The lord Mark E Smith once uttered the phrase “Repetition. Repetition. Repetition”. Since these precious words left the lips of Salford’s greatest son many groups have adopted his philosophy with their musical output. None more strictly than Nottingham’s very own Sleaford Mods. The down-and-out-punk-rockers have forged a career on bass loops and vocal snarls that make The Fall's rattlings sound like freeform jazz in comparison.
When they stumbled onto the scene with their first major release in 2013, Sleaford Mods were a breath of fresh, if phlegm-scented fresh air. Who would have thought the world needed a civil servant ranting over some computer bleeps and bloops? Austerity Dogs, Divide & Exit and 2016’s Key Markets firmly established the group as the gnarly leading lights of British punk rock. Their sound was familiar, yet fresh, and the aggression set them apart from a music scene hell-bent on pushing an escapist dream. With this in mind, their tenth record, English Tapas shouldn’t be anything other than truly exceptional. There’s more to be pissed off about now than ever, all they really have to do is just crank out more of the same, and everyone will be happy.
Well, you’d think so. However, right from the get go it’s apparent that the group’s act has got more than a bit stale. Opener, ‘Army Nights’ comes across as nothing more than some sort of poor Crass tribute. It’s all mardy snarls and lo-fi snare rattles, you know the drill by now. Saying that, there is a slight change in sound. Frontman Jason Williamson attempts to sing. That’s right, you read that right. Sing. It’s safe to say it doesn’t end particularly well.
The repetition wears thin early on. Unlike their other releases, there’s a real lack of memorable moments on English Tapas. While they’ve never been they types to pen a killer pop hook there has always been a tune or two hidden deep beneath the nihilism. ‘Moptop’ plods along with no real purpose and ‘Time Sands’ just sort of exists. While there is nothing particularly bad about any of these tracks the fact that they don’t provoke any sort of reaction proves that the group may have drained the repletion well…
With song titles like ‘Drayton Manored’ and ‘Carlton Touts’ Sleaford Mods are almost becoming a parody of themselves. Saying this, perversely it’s on these tracks that some light finally shines through. ‘Drayton Manored’ in particular hints at a more surreal sound. All of the classic Sleaford Mods ingredients are there, but somehow it all sounds a bit surreal, like they’ve been abducted by aliens, or The Residents.

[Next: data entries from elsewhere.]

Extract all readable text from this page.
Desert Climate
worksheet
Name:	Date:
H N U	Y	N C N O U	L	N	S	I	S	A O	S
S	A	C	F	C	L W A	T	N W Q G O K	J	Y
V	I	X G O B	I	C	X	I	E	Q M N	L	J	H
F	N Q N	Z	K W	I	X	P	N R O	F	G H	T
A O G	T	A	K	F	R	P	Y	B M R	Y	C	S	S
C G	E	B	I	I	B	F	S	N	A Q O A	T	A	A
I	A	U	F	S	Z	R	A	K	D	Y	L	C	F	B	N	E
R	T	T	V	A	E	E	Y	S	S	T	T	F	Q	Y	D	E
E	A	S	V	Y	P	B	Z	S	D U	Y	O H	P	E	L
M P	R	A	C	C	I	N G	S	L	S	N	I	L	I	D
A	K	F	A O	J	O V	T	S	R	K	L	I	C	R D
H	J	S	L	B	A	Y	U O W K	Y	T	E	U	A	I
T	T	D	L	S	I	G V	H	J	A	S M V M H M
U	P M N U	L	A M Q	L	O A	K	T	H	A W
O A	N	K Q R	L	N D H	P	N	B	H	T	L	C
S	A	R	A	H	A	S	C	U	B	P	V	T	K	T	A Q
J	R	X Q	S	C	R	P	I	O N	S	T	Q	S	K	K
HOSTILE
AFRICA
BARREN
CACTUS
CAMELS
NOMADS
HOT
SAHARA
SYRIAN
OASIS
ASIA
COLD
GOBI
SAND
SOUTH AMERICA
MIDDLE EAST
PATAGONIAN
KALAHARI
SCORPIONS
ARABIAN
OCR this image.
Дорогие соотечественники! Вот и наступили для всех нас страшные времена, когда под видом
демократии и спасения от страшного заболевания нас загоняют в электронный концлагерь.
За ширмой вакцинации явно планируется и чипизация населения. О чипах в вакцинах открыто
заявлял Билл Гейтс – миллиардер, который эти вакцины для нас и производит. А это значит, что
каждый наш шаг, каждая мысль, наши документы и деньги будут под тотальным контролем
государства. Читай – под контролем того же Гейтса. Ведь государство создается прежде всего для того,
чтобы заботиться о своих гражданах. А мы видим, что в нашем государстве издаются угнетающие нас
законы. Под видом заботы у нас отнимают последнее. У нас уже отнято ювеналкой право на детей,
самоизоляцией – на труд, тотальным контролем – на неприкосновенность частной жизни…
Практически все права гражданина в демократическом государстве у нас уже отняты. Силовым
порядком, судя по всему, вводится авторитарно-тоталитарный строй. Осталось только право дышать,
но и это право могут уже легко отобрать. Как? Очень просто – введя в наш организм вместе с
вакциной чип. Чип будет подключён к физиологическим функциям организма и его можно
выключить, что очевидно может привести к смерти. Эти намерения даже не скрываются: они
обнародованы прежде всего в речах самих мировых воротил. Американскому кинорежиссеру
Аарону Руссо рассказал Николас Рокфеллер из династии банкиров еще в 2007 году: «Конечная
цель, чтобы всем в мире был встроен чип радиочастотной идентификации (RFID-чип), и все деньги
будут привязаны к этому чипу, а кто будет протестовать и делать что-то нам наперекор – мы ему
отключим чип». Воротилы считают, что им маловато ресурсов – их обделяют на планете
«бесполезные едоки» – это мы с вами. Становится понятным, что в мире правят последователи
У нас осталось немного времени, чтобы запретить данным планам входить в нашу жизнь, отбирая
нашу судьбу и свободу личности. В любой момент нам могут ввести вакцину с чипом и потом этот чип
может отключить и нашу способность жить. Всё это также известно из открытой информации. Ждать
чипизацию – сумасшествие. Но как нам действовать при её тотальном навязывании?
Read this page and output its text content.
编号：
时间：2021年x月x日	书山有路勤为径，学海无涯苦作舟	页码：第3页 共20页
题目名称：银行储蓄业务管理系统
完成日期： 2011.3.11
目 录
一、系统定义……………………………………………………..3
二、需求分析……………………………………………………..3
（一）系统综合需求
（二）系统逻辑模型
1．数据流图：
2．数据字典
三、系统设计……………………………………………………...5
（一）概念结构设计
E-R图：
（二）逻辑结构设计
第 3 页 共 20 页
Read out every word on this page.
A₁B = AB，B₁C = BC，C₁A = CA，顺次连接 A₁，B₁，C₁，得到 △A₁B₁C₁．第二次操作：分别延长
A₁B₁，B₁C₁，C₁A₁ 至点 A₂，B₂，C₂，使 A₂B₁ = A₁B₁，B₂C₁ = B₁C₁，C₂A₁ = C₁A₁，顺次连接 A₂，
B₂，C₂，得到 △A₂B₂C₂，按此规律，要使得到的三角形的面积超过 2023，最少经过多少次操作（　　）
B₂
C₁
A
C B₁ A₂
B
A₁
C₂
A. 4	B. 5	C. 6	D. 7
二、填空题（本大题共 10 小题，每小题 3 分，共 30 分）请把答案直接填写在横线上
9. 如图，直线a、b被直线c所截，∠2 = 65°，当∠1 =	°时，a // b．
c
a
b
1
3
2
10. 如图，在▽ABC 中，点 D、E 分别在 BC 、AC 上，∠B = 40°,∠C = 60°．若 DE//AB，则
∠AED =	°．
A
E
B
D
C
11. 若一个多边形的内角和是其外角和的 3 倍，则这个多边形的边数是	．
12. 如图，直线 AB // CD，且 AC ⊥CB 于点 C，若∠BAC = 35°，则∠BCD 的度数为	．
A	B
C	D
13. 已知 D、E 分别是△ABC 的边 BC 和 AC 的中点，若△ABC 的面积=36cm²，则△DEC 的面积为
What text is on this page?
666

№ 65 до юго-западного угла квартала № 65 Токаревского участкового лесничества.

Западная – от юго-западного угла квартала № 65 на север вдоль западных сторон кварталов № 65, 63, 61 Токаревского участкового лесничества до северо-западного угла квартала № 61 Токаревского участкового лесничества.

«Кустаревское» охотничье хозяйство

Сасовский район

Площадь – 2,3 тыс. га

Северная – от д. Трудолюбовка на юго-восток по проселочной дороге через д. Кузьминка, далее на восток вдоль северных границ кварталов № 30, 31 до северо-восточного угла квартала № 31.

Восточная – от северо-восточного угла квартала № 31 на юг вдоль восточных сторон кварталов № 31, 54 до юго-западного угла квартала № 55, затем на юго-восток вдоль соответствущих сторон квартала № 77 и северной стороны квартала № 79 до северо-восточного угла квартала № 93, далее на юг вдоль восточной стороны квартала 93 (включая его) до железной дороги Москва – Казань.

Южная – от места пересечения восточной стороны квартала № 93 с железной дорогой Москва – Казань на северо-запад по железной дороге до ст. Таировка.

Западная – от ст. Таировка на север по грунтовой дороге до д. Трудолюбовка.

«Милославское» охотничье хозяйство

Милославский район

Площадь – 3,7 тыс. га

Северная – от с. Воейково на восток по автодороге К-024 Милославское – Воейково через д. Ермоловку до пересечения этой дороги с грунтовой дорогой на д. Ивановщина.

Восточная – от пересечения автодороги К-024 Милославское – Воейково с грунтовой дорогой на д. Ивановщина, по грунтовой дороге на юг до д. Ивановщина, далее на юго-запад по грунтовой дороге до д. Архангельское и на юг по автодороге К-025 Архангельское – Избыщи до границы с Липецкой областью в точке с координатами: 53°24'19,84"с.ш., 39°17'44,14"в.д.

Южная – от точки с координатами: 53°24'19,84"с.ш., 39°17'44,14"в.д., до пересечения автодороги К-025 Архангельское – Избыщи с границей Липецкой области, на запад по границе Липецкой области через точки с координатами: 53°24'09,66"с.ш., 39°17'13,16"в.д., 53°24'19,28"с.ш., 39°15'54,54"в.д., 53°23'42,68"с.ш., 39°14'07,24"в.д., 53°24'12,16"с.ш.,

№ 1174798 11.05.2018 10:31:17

Unfortunately, the plodding repetition soon rears its ugly head again, and stays for the duration. Finale ‘I Feel So Wrong’ signs of the record by taking us on a journey to nowhere, looping around and around inducing a migraine at the front of your furrowing brow, one piano stroke at a damn time.
English Tapas proves the seemingly unprovable. Mark E Smith might have been wrong about the whole repetition thing. Sure, it can be great. I guess it just depends what you’re repeating.